• Other Friendship Advice

Friendships that are truly HEART-FELT

Published: July 4, 2007 | Last Updated: December 19, 2014 By | Reply Continue Reading

If you need another excuse for getting out of a fractured friendship, here it is: Stressful friendships may be bad for your heart.

A new study published in the Annals of Behavioral Medicine (June 25, 2007) suggests that the stress of unpredictable love-hate relationships, characterized by ambivalence, can lead to elevations in blood pressure.

“The type of friend we are talking about is someone we may really love or care about,” said Brigham Young University psychology professor Dr. Julianne Holt-Lunstad in a press release. “However, they can also at times be unreliable, competitive, critical or frustrating. Most people have at least a few friends, family members or co-workers that fit the bill.”

In a previous study, the psychologist found that blood pressure is even higher around friends for whom we have mixed feelings than around people we clearly dislike. Holt-Lundstad and her collaborators at the University of Utah estimated that as many as half the relationships in an individual’s typical social network could be categorized as ambivalent.

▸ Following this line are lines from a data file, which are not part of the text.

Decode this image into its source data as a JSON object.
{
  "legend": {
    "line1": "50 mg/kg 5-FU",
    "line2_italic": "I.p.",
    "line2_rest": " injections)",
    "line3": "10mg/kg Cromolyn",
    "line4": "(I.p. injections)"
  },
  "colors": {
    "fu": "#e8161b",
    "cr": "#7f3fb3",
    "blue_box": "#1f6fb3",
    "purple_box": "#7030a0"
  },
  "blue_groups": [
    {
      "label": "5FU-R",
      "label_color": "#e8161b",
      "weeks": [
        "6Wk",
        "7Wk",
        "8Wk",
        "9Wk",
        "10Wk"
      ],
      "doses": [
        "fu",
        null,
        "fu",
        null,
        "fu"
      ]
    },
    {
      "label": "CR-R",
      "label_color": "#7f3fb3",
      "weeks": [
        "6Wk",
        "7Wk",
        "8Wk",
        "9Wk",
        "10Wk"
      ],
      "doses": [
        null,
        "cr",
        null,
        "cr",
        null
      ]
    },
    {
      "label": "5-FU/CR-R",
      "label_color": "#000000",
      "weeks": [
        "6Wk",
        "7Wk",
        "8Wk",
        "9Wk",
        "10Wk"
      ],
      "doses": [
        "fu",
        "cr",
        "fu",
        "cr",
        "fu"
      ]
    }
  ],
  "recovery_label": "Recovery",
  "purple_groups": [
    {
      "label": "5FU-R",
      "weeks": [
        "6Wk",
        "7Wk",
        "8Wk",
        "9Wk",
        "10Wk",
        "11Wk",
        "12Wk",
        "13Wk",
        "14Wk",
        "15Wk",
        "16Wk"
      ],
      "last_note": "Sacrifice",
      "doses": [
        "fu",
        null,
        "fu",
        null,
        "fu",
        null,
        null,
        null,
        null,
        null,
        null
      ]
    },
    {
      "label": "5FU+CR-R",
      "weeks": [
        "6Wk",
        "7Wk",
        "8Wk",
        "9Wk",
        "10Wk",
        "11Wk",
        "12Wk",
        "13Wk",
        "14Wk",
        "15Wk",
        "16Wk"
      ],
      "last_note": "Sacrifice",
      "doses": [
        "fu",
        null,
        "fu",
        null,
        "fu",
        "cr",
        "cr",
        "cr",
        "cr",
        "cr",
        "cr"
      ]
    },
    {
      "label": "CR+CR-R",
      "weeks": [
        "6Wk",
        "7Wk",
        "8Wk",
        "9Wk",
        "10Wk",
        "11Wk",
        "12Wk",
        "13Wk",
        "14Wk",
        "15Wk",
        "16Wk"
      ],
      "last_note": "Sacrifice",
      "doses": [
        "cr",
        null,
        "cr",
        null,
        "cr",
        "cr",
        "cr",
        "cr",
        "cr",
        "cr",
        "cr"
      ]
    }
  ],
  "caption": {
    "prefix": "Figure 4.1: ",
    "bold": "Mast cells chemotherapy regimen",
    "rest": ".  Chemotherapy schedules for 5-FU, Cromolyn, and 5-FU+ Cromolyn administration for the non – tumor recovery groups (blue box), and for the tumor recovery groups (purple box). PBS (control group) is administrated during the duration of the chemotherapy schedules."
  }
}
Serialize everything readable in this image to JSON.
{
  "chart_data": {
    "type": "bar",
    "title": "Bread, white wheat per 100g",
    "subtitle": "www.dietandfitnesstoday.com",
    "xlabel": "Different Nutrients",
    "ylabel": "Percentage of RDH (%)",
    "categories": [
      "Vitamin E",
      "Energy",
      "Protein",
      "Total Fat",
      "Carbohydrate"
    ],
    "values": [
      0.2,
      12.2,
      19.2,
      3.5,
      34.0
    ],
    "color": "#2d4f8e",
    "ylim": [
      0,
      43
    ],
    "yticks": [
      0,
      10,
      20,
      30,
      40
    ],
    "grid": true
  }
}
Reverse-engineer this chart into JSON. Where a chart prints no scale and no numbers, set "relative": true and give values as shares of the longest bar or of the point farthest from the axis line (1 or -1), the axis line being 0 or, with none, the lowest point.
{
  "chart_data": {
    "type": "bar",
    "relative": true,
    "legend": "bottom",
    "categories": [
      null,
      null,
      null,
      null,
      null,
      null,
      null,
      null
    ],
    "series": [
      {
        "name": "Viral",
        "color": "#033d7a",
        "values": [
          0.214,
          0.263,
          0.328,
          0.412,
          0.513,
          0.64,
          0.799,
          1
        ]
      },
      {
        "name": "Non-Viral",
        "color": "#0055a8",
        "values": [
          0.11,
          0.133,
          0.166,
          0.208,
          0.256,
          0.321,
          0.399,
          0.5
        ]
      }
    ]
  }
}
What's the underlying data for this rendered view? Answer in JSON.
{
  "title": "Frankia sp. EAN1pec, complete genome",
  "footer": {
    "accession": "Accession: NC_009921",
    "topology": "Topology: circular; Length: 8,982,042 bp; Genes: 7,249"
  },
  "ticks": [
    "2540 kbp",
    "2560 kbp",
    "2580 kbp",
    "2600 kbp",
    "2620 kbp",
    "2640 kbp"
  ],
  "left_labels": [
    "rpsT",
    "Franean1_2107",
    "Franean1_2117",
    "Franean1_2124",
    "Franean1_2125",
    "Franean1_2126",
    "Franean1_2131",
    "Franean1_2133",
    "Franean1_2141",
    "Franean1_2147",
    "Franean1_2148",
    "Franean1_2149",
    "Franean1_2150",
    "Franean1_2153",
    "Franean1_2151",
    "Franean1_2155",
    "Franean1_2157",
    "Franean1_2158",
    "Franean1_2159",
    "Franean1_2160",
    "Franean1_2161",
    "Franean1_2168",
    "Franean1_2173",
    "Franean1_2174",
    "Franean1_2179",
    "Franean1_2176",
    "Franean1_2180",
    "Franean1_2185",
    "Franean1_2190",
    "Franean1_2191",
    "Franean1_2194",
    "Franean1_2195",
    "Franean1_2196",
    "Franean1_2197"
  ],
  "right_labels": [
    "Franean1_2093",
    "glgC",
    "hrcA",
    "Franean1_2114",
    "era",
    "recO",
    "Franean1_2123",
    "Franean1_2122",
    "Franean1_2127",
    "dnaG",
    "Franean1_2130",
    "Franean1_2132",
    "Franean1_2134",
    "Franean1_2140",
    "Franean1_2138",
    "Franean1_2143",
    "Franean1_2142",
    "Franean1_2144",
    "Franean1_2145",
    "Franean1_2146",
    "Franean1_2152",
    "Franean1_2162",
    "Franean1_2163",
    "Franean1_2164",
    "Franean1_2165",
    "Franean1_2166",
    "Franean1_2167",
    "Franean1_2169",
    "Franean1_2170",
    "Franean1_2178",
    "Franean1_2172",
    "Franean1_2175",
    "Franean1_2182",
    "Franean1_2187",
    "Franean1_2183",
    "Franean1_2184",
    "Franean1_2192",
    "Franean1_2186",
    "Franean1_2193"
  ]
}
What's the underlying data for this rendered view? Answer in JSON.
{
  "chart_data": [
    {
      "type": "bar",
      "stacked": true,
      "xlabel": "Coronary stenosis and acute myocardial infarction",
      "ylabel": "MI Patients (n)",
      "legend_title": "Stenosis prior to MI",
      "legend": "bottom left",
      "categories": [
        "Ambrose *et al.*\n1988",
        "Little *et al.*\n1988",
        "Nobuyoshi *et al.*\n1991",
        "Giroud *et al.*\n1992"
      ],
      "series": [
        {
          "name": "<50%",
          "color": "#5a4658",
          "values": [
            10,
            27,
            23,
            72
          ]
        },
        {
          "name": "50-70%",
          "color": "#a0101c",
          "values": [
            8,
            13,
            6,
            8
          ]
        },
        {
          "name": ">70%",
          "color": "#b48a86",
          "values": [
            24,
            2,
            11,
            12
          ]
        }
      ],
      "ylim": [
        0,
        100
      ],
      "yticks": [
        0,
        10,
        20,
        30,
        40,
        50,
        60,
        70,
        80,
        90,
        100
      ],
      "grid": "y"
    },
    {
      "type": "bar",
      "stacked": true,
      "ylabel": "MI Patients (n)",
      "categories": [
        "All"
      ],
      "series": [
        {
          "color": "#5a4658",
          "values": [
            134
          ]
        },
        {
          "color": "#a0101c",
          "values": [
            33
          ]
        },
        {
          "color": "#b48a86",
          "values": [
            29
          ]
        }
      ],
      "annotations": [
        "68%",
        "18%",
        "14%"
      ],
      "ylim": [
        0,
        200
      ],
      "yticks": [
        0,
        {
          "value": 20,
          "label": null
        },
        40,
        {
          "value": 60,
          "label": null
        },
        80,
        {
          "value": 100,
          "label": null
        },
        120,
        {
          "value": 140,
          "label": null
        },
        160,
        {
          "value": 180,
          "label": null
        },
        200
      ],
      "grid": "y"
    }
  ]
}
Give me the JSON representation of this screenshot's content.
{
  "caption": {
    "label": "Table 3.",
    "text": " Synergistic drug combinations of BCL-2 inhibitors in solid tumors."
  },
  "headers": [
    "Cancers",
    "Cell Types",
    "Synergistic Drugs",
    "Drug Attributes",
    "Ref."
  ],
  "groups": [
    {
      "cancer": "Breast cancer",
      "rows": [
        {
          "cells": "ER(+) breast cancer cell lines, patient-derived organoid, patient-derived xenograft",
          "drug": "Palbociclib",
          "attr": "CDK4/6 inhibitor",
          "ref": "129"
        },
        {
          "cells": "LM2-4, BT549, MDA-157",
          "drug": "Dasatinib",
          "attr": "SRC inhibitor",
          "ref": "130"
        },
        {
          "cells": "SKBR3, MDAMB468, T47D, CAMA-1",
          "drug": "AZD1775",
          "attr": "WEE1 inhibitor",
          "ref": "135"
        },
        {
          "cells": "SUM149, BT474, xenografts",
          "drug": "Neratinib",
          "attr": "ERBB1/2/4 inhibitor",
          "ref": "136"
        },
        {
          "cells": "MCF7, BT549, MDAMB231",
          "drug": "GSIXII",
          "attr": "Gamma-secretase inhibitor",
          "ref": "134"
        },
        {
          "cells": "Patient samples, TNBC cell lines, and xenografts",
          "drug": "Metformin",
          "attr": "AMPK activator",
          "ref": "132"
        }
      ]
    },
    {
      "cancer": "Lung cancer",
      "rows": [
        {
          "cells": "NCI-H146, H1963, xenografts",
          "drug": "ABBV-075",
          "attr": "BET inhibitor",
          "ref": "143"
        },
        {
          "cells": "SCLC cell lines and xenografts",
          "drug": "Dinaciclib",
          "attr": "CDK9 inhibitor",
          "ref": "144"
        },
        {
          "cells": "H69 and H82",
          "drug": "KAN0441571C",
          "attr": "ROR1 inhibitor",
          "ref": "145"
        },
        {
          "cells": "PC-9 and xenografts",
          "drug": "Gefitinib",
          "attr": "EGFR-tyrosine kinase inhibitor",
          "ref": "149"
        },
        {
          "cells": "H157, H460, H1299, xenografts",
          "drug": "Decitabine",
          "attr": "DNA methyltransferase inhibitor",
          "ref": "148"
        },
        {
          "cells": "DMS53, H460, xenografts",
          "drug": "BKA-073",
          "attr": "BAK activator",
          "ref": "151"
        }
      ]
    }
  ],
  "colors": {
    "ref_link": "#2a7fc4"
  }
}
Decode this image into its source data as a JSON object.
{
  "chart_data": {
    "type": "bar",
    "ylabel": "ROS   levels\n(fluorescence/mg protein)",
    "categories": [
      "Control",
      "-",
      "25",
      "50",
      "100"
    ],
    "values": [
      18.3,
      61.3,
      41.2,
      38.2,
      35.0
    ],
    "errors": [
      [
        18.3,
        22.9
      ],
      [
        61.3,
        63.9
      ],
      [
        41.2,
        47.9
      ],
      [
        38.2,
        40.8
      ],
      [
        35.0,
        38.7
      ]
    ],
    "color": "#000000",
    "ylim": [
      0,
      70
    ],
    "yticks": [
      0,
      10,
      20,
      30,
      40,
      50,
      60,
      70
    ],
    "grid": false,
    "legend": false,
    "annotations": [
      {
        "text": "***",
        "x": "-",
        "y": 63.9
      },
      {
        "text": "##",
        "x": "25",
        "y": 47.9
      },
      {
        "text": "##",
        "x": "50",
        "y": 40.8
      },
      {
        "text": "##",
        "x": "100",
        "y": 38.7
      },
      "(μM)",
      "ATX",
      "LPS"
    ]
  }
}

So for reasons of the heart—-you might consider finding ways to spend more time with friends with whom you can relax, and making extra efforts to let go of toxic friends. “The important point is that cardiovascular disease develops slowly over time, taking decades to develop,” said Holt-lunstad. “If such blood pressure increases are a pervasive part of your everyday life, your risk would go up.”

“Most of the research out there has focused on the positive aspects of relationships and in fact indicates that social relationships are beneficial psychologically and physically,” Holt-Lunstad said. “However, not all relationships are positive and some relationships may actually be sources of stress.”